A Sprint spokesman confirmed the desire to invest in pseudowire and additional backhaul technology.

"We use primarily ILEC T1 for backhaul," says Bruce Hoffman, director of technology development planning at Sprint Nextel in Overland Park, Kan. "There's a lot to be said for using ILEC T1. It's a well understood technology. The challenges are around the scaleability that's going to be necessary in the future -- scaleability both from a capacity perspective and also from an economic perspective."

"We'd need to have something that would emulate T1, which we might be considering," Hoffman says. "And logically we'd look at something like pseudowire. The RFP is in response to that. That's all I'll say about the RFP."

Companies dealing in pseudowire technology include networking giants like Alcatel (NYSE: ALA; Paris: CGEP:PA) and Cisco Systems Inc. (Nasdaq: CSCO), smaller companies like RAD Data Communications Ltd. , and specialists such as Axerra Networks Inc. and Hammerhead Systems Inc. Axerra and Cisco are believed to be among the favorites for Sprint Nextel's pseudowire deployment, according to several sources. RAD Data is in the running as well.

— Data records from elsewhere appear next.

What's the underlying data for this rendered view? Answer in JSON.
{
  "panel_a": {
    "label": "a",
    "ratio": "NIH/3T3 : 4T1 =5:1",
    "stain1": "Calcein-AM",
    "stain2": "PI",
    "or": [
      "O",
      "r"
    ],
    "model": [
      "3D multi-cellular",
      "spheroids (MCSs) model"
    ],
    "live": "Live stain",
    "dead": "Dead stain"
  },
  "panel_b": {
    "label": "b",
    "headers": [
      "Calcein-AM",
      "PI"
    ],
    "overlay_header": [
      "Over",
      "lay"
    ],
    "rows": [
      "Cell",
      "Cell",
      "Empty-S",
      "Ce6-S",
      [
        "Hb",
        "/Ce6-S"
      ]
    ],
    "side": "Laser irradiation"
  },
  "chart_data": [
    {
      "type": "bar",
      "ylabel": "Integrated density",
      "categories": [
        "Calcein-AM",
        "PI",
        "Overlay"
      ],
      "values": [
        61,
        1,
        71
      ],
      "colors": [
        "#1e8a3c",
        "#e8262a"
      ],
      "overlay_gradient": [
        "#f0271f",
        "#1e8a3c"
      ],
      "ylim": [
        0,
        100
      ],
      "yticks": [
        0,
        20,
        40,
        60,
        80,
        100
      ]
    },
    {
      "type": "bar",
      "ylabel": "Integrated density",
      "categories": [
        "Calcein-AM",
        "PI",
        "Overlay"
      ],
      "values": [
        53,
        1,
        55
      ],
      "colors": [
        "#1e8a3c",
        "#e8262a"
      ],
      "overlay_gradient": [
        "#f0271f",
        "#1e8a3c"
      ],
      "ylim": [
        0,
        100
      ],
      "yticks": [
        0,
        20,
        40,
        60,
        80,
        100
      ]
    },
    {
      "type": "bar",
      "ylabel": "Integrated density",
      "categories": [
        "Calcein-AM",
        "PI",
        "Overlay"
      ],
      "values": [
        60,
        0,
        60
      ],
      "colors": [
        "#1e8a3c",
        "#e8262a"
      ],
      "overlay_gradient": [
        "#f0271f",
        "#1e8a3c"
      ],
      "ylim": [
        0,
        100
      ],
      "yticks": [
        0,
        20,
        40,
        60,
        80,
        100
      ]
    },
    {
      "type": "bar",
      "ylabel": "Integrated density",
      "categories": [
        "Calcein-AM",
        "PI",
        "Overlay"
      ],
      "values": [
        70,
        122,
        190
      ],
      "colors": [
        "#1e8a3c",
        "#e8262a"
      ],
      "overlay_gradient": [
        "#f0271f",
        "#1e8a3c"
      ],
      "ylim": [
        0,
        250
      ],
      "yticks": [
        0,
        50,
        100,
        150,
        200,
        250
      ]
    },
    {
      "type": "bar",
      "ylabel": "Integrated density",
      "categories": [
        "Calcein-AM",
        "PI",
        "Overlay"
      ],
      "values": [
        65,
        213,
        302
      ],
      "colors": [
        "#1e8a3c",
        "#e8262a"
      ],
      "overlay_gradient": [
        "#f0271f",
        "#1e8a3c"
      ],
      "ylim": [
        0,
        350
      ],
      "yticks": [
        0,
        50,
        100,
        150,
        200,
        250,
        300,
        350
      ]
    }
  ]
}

"We are involved in this bid," says Larry Jacobs, vice president of marketing at RAD Data. "We are involved in virtually every one of the [pseudowire] bids that are out there."

Other carriers are expected to jump into the pseudowire fray, too. "All large carriers from Tier 2 up have an RFI [request for information] or RFP out on this," says a source at a large gateway vendor, who is familiar with the RFP. "It's a big wireless-to-wireline convergence savings opportunity that anyone with both networks will have to do."Sprint's Hoffman says that one reason for the technology deployment is the carrier's upcoming EV-DO Rev A deployment. That will drive the need for backhaul bandwidth.

Sprint's EV-DO Rev A services will be available to initial customers at the beginning of 2007. Plans call for reaching a possible 220 million customers with Rev A by the end of the third quarter of 2007. Rev A promises data download speeds up to ten times faster than those of DSL, according to Sprint officials.